Para evitar ambiguidades, quando mencionarmos Chernobyl, a minissérie, a palavra estará em negrito. E obviamente por se tratar de fatos históricos falaremos sobre o ocorrido, mas o texto não dará spoiler da série.

O que houve em Chernobyl em 1986 é daqueles momentos que ficarão na história para sempre. Além da tragédia nuclear em si, com um número incerto de mortos até hoje, há um lado político-social que torna a coisa ainda mais nebulosa.
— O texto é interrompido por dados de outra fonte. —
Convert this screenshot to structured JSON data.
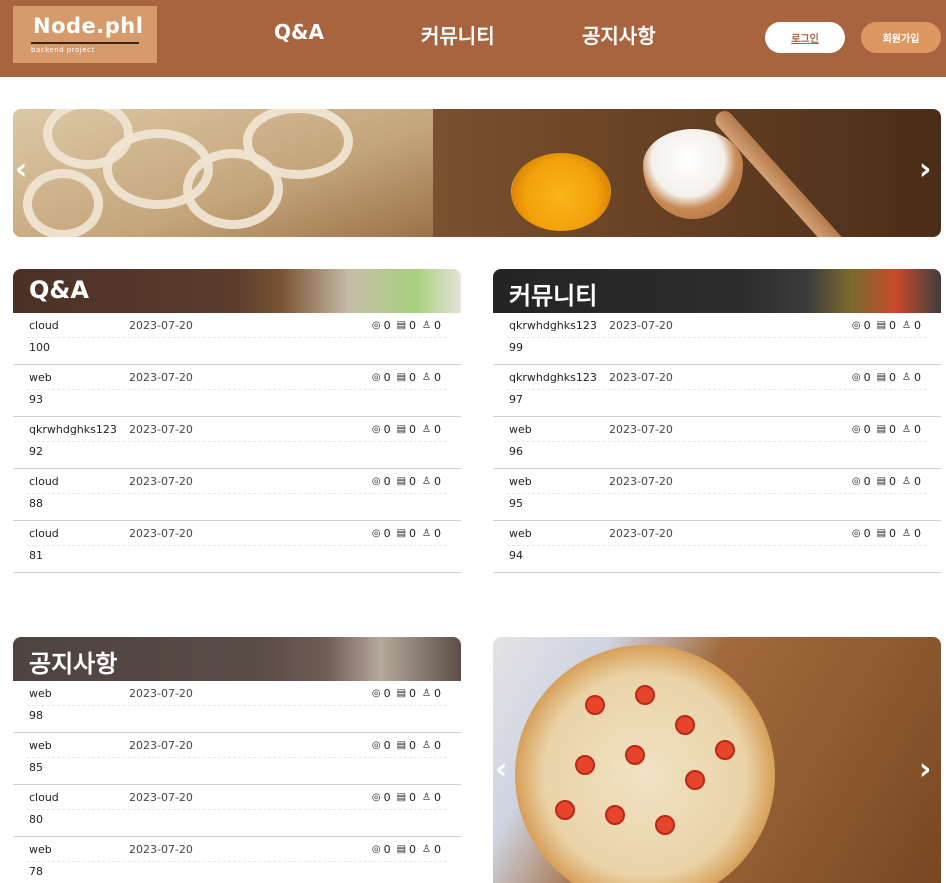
{
  "header": {
    "logo_title": "Node.phl",
    "logo_sub": "backend  project",
    "nav": [
      "Q&A",
      "커뮤니티",
      "공지사항"
    ],
    "login_label": "로그인",
    "join_label": "회원가입"
  },
  "slider": {
    "prev": "‹",
    "next": "›"
  },
  "boards": [
    {
      "title": "Q&A",
      "posts": [
        {
          "author": "cloud",
          "date": "2023-07-20",
          "views": "0",
          "comments": "0",
          "likes": "0",
          "num": "100"
        },
        {
          "author": "web",
          "date": "2023-07-20",
          "views": "0",
          "comments": "0",
          "likes": "0",
          "num": "93"
        },
        {
          "author": "qkrwhdghks123",
          "date": "2023-07-20",
          "views": "0",
          "comments": "0",
          "likes": "0",
          "num": "92"
        },
        {
          "author": "cloud",
          "date": "2023-07-20",
          "views": "0",
          "comments": "0",
          "likes": "0",
          "num": "88"
        },
        {
          "author": "cloud",
          "date": "2023-07-20",
          "views": "0",
          "comments": "0",
          "likes": "0",
          "num": "81"
        }
      ]
    },
    {
      "title": "커뮤니티",
      "posts": [
        {
          "author": "qkrwhdghks123",
          "date": "2023-07-20",
          "views": "0",
          "comments": "0",
          "likes": "0",
          "num": "99"
        },
        {
          "author": "qkrwhdghks123",
          "date": "2023-07-20",
          "views": "0",
          "comments": "0",
          "likes": "0",
          "num": "97"
        },
        {
          "author": "web",
          "date": "2023-07-20",
          "views": "0",
          "comments": "0",
          "likes": "0",
          "num": "96"
        },
        {
          "author": "web",
          "date": "2023-07-20",
          "views": "0",
          "comments": "0",
          "likes": "0",
          "num": "95"
        },
        {
          "author": "web",
          "date": "2023-07-20",
          "views": "0",
          "comments": "0",
          "likes": "0",
          "num": "94"
        }
      ]
    },
    {
      "title": "공지사항",
      "posts": [
        {
          "author": "web",
          "date": "2023-07-20",
          "views": "0",
          "comments": "0",
          "likes": "0",
          "num": "98"
        },
        {
          "author": "web",
          "date": "2023-07-20",
          "views": "0",
          "comments": "0",
          "likes": "0",
          "num": "85"
        },
        {
          "author": "cloud",
          "date": "2023-07-20",
          "views": "0",
          "comments": "0",
          "likes": "0",
          "num": "80"
        },
        {
          "author": "web",
          "date": "2023-07-20",
          "views": "0",
          "comments": "0",
          "likes": "0",
          "num": "78"
        }
      ]
    }
  ],
  "icons": {
    "views": "eye-icon",
    "comments": "comment-icon",
    "likes": "thumbs-up-icon"
  },
  "colors": {
    "header_bg": "#a8633f",
    "join_btn": "#dd9761"
  }
}
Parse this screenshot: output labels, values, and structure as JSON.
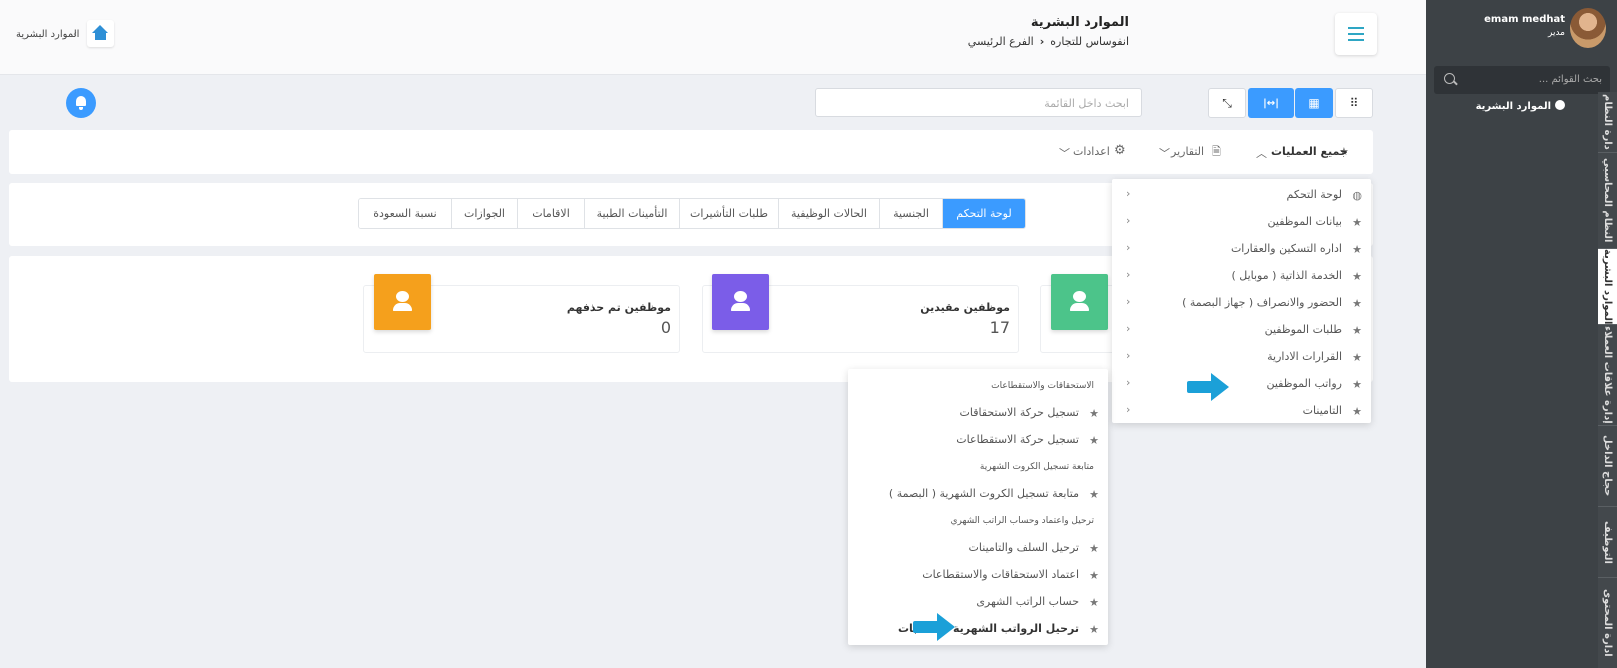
{
  "sidebar": {
    "user_name": "emam medhat",
    "user_role": "مدير",
    "search_placeholder": "بحث القوائم ...",
    "active_item": "الموارد البشرية",
    "vertical_tabs": [
      {
        "label": "دارة النظام",
        "active": false
      },
      {
        "label": "النظام المحاسبي",
        "active": false
      },
      {
        "label": "الموارد البشرية",
        "active": true
      },
      {
        "label": "إدارة علاقات العملاء",
        "active": false
      },
      {
        "label": "حجاج الداخل",
        "active": false
      },
      {
        "label": "التوظيف",
        "active": false
      },
      {
        "label": "ادارة المحتوى",
        "active": false
      }
    ]
  },
  "header": {
    "title": "الموارد البشرية",
    "breadcrumb": [
      "انفوساس للتجاره",
      "الفرع الرئيسي"
    ],
    "left_breadcrumb": "الموارد البشرية"
  },
  "toolbar": {
    "search_placeholder": "ابحث داخل القائمة"
  },
  "ops_bar": {
    "all_operations": "جميع العمليات",
    "reports": "التقارير",
    "settings": "اعدادات"
  },
  "tabs": [
    {
      "label": "لوحة التحكم",
      "active": true
    },
    {
      "label": "الجنسية",
      "active": false
    },
    {
      "label": "الحالات الوظيفية",
      "active": false
    },
    {
      "label": "طلبات التأشيرات",
      "active": false
    },
    {
      "label": "التأمينات الطبية",
      "active": false
    },
    {
      "label": "الاقامات",
      "active": false
    },
    {
      "label": "الجوازات",
      "active": false
    },
    {
      "label": "نسبة السعودة",
      "active": false
    }
  ],
  "stats": [
    {
      "label": "موظفين مقيدين",
      "value": "17",
      "color": "#7b5de8"
    },
    {
      "label": "موظفين تم حذفهم",
      "value": "0",
      "color": "#f5a01c"
    },
    {
      "label": "",
      "value": "",
      "color": "#4cc48a"
    }
  ],
  "menu_main": [
    {
      "label": "لوحة التحكم",
      "icon": "globe-icon"
    },
    {
      "label": "بيانات الموظفين",
      "icon": "star-icon"
    },
    {
      "label": "اداره التسكين والعقارات",
      "icon": "star-icon"
    },
    {
      "label": "الخدمة الذاتية ( موبايل )",
      "icon": "star-icon"
    },
    {
      "label": "الحضور والانصراف ( جهاز البصمة )",
      "icon": "star-icon"
    },
    {
      "label": "طلبات الموظفين",
      "icon": "star-icon"
    },
    {
      "label": "القرارات الادارية",
      "icon": "star-icon"
    },
    {
      "label": "رواتب الموظفين",
      "icon": "star-icon"
    },
    {
      "label": "التامينات",
      "icon": "star-icon"
    }
  ],
  "submenu": {
    "groups": [
      {
        "header": "الاستحقاقات والاستقطاعات",
        "items": [
          "تسجيل حركة الاستحقاقات",
          "تسجيل حركة الاستقطاعات"
        ]
      },
      {
        "header": "متابعة تسجيل الكروت الشهرية",
        "items": [
          "متابعة تسجيل الكروت الشهرية ( البصمة )"
        ]
      },
      {
        "header": "ترحيل واعتماد وحساب الراتب الشهري",
        "items": [
          "ترحيل السلف والتامينات",
          "اعتماد الاستحقاقات والاستقطاعات",
          "حساب الراتب الشهرى",
          "ترحيل الرواتب الشهرية للحسابات"
        ]
      }
    ]
  },
  "colors": {
    "accent": "#3b9bff",
    "sidebar": "#3d4246",
    "arrow": "#1ba0d8"
  }
}
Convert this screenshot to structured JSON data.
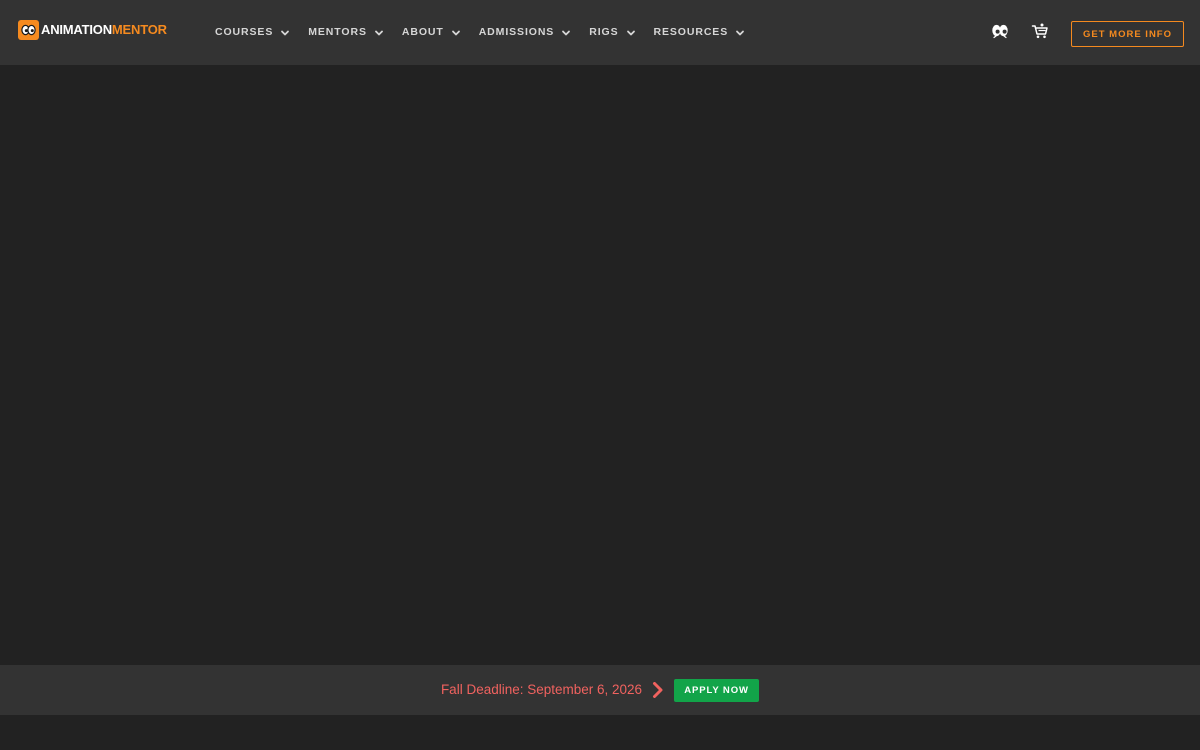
{
  "brand": {
    "name_part1": "ANIMATION",
    "name_part2": "MENTOR",
    "icon": "eyes-logo-icon"
  },
  "nav": {
    "items": [
      {
        "label": "COURSES"
      },
      {
        "label": "MENTORS"
      },
      {
        "label": "ABOUT"
      },
      {
        "label": "ADMISSIONS"
      },
      {
        "label": "RIGS"
      },
      {
        "label": "RESOURCES"
      }
    ]
  },
  "header_actions": {
    "account_icon": "eyes-icon",
    "cart_icon": "cart-icon",
    "cta_label": "GET MORE INFO"
  },
  "deadline": {
    "text": "Fall Deadline: September 6, 2026",
    "apply_label": "APPLY NOW"
  },
  "colors": {
    "accent": "#f58a1f",
    "header_bg": "#333333",
    "page_bg": "#222222",
    "deadline_text": "#f0625f",
    "apply_green": "#12a449"
  }
}
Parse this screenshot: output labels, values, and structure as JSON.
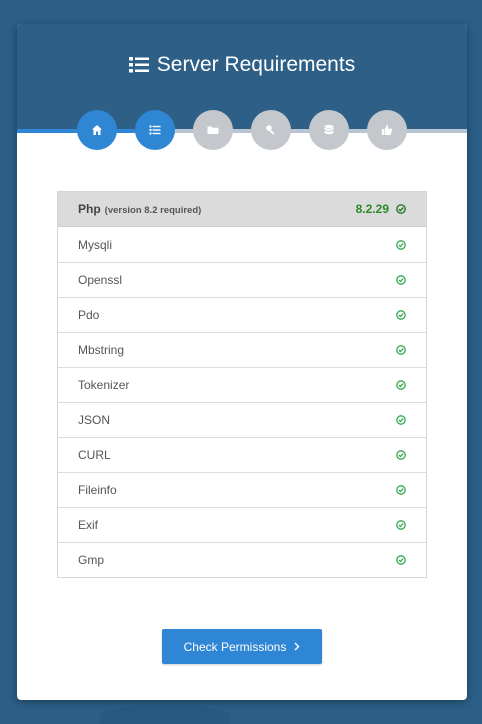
{
  "header": {
    "title": "Server Requirements",
    "title_icon": "list-icon"
  },
  "steps": [
    {
      "icon": "home-icon",
      "state": "active"
    },
    {
      "icon": "list-icon",
      "state": "active"
    },
    {
      "icon": "folder-icon",
      "state": "pending"
    },
    {
      "icon": "key-icon",
      "state": "pending"
    },
    {
      "icon": "database-icon",
      "state": "pending"
    },
    {
      "icon": "thumbs-up-icon",
      "state": "pending"
    }
  ],
  "php": {
    "name": "Php",
    "note": "(version 8.2 required)",
    "version": "8.2.29",
    "status": "ok"
  },
  "requirements": [
    {
      "name": "Mysqli",
      "status": "ok"
    },
    {
      "name": "Openssl",
      "status": "ok"
    },
    {
      "name": "Pdo",
      "status": "ok"
    },
    {
      "name": "Mbstring",
      "status": "ok"
    },
    {
      "name": "Tokenizer",
      "status": "ok"
    },
    {
      "name": "JSON",
      "status": "ok"
    },
    {
      "name": "CURL",
      "status": "ok"
    },
    {
      "name": "Fileinfo",
      "status": "ok"
    },
    {
      "name": "Exif",
      "status": "ok"
    },
    {
      "name": "Gmp",
      "status": "ok"
    }
  ],
  "action": {
    "label": "Check Permissions",
    "icon": "chevron-right-icon"
  },
  "colors": {
    "page_bg": "#2b5f86",
    "header_bg": "#2d5f87",
    "accent": "#2f86d4",
    "step_pending": "#c4c7cb",
    "ok_green": "#2a8a2a"
  }
}
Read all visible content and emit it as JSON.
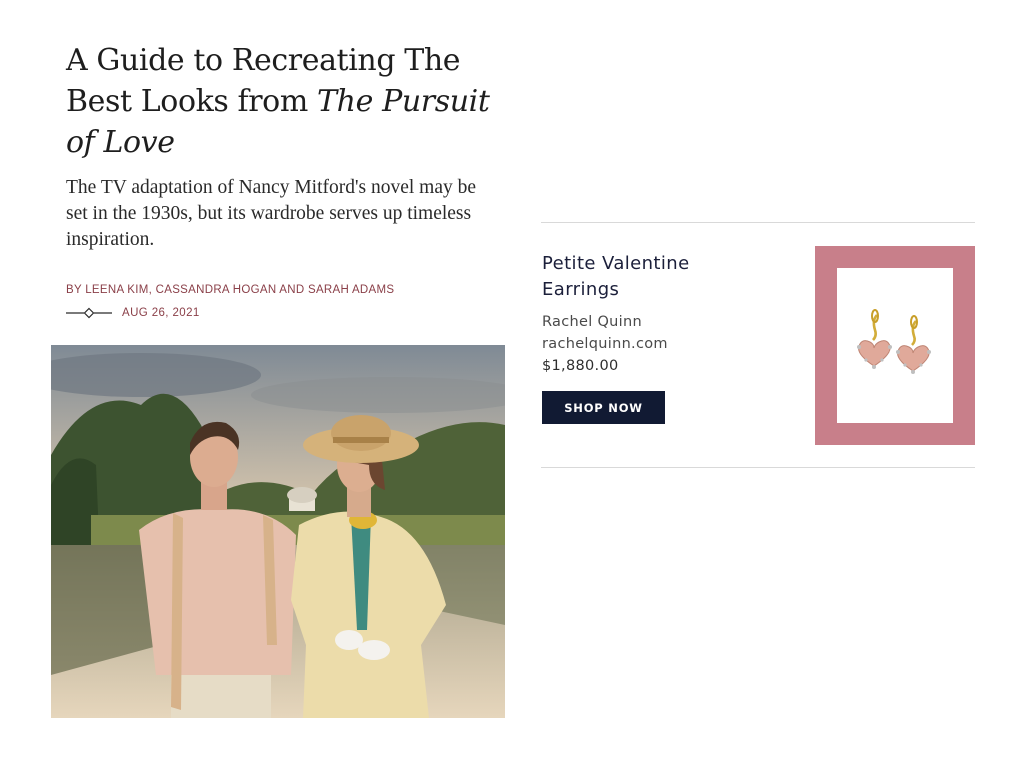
{
  "article": {
    "headline_part1": "A Guide to Recreating The Best Looks from ",
    "headline_italic": "The Pursuit of Love",
    "dek": "The TV adaptation of Nancy Mitford's novel may be set in the 1930s, but its wardrobe serves up timeless inspiration.",
    "byline": "BY LEENA KIM, CASSANDRA HOGAN AND SARAH ADAMS",
    "date": "AUG 26, 2021"
  },
  "product": {
    "name": "Petite Valentine Earrings",
    "brand": "Rachel Quinn",
    "site": "rachelquinn.com",
    "price": "$1,880.00",
    "cta": "SHOP NOW",
    "frame_color": "#c87f8a",
    "button_color": "#111a33"
  },
  "colors": {
    "byline": "#8a3f48",
    "rule": "#d9d9d9"
  },
  "icons": {
    "date_ornament": "line-diamond-line"
  }
}
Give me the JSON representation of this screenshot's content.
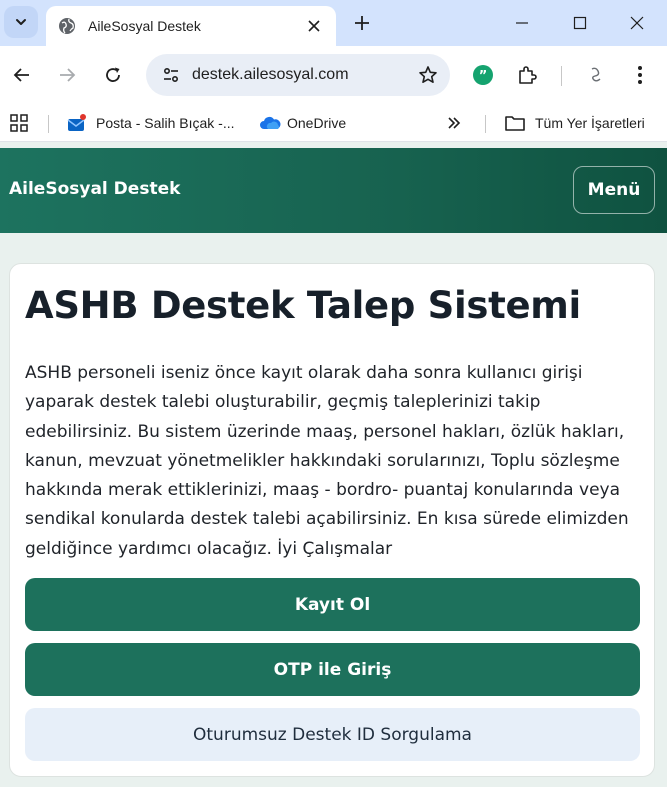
{
  "browser": {
    "tab_title": "AileSosyal Destek",
    "url": "destek.ailesosyal.com",
    "bookmarks": [
      {
        "label": "Posta - Salih Bıçak -..."
      },
      {
        "label": "OneDrive"
      }
    ],
    "all_bookmarks_label": "Tüm Yer İşaretleri",
    "colors": {
      "tabstrip": "#d3e3fd",
      "omnibox": "#e9eef6"
    }
  },
  "header": {
    "brand": "AileSosyal Destek",
    "menu_label": "Menü",
    "color": "#1d735f"
  },
  "main": {
    "title": "ASHB Destek Talep Sistemi",
    "description": "ASHB personeli iseniz önce kayıt olarak daha sonra kullanıcı girişi yaparak destek talebi oluşturabilir, geçmiş taleplerinizi takip edebilirsiniz. Bu sistem üzerinde maaş, personel hakları, özlük hakları, kanun, mevzuat yönetmelikler hakkındaki sorularınızı, Toplu sözleşme hakkında merak ettiklerinizi, maaş - bordro- puantaj konularında veya sendikal konularda destek talebi açabilirsiniz. En kısa sürede elimizden geldiğince yardımcı olacağız. İyi Çalışmalar",
    "register_label": "Kayıt Ol",
    "otp_label": "OTP ile Giriş",
    "query_label": "Oturumsuz Destek ID Sorgulama",
    "primary_color": "#1d715c",
    "secondary_color": "#e7eff9"
  }
}
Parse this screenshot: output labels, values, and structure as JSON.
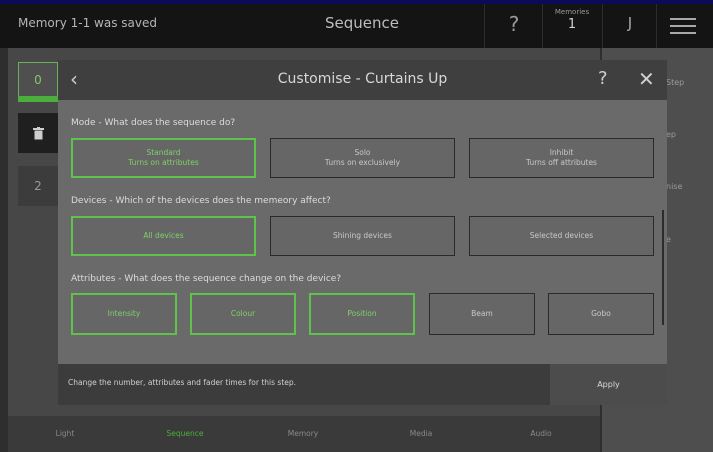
{
  "topbar": {
    "status": "Memory 1-1 was saved",
    "title": "Sequence",
    "help": "?",
    "memories_label": "Memories",
    "memories_count": "1",
    "user_initial": "J"
  },
  "steps": {
    "selected": "0",
    "second": "2"
  },
  "right_panel": [
    "Step",
    "ep",
    "nise",
    "e"
  ],
  "bottom_tabs": [
    "Light",
    "Sequence",
    "Memory",
    "Media",
    "Audio"
  ],
  "dialog": {
    "title": "Customise - Curtains Up",
    "help": "?",
    "mode": {
      "label": "Mode - What does the sequence do?",
      "options": [
        {
          "title": "Standard",
          "subtitle": "Turns on attributes",
          "selected": true
        },
        {
          "title": "Solo",
          "subtitle": "Turns on exclusively",
          "selected": false
        },
        {
          "title": "Inhibit",
          "subtitle": "Turns off attributes",
          "selected": false
        }
      ]
    },
    "devices": {
      "label": "Devices - Which of the devices does the memeory affect?",
      "options": [
        {
          "title": "All devices",
          "selected": true
        },
        {
          "title": "Shining devices",
          "selected": false
        },
        {
          "title": "Selected devices",
          "selected": false
        }
      ]
    },
    "attributes": {
      "label": "Attributes - What does the sequence change on the device?",
      "options": [
        {
          "title": "Intensity",
          "selected": true
        },
        {
          "title": "Colour",
          "selected": true
        },
        {
          "title": "Position",
          "selected": true
        },
        {
          "title": "Beam",
          "selected": false
        },
        {
          "title": "Gobo",
          "selected": false
        }
      ]
    },
    "footer_hint": "Change the number, attributes and fader times for this step.",
    "apply_label": "Apply"
  },
  "colors": {
    "accent_green": "#5fc24a",
    "topbar_border": "#0b0b5a"
  }
}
Dada as consequências do que foi, ou pior: do que poderia ter sido (é de se imaginar outra configuração da Europa hoje, caso o tudo desse ainda mais errado), creio que estudamos pouco sobre o assunto.

Estes cinco episódios, para além de mérito técnico-narrativo, pode acabar incentivando as pesquisas do público em geral. Contudo, vale a nota: esta é uma ficção, com liberdades poéticas, viés dos responsáveis e por mais que muita coisa esteja correta, não leve a ferro e fogo tudo que está ali. E isso não tira o valor, pelo contrário, certas opções tornam o fato mais consistente na tela. Em produções do gênero, fica a dica de usá-la como motor para a curiosidade e não como palavra final – até porque nem sequer a série se pretendia exaustiva no tema em pouco mais de 5 horas.

Chernobyl

Diante de um fato trágico, não raro vemos filmes e séries apelando para um lado sensacionalista e melodramático. Um dos pontos positivos aqui é a sutileza. Já na cena inicial há um momento forte. Contudo, toda a construção tem calma e ali já vemos diversos elementos que irão perpassar Chernobyl como um todo: atuação visceral, mas sem exageros, maquiagem impecável e fotografia e enquadramentos que reforçam o tom da cena, porém sem roubar o protagonismo do momento.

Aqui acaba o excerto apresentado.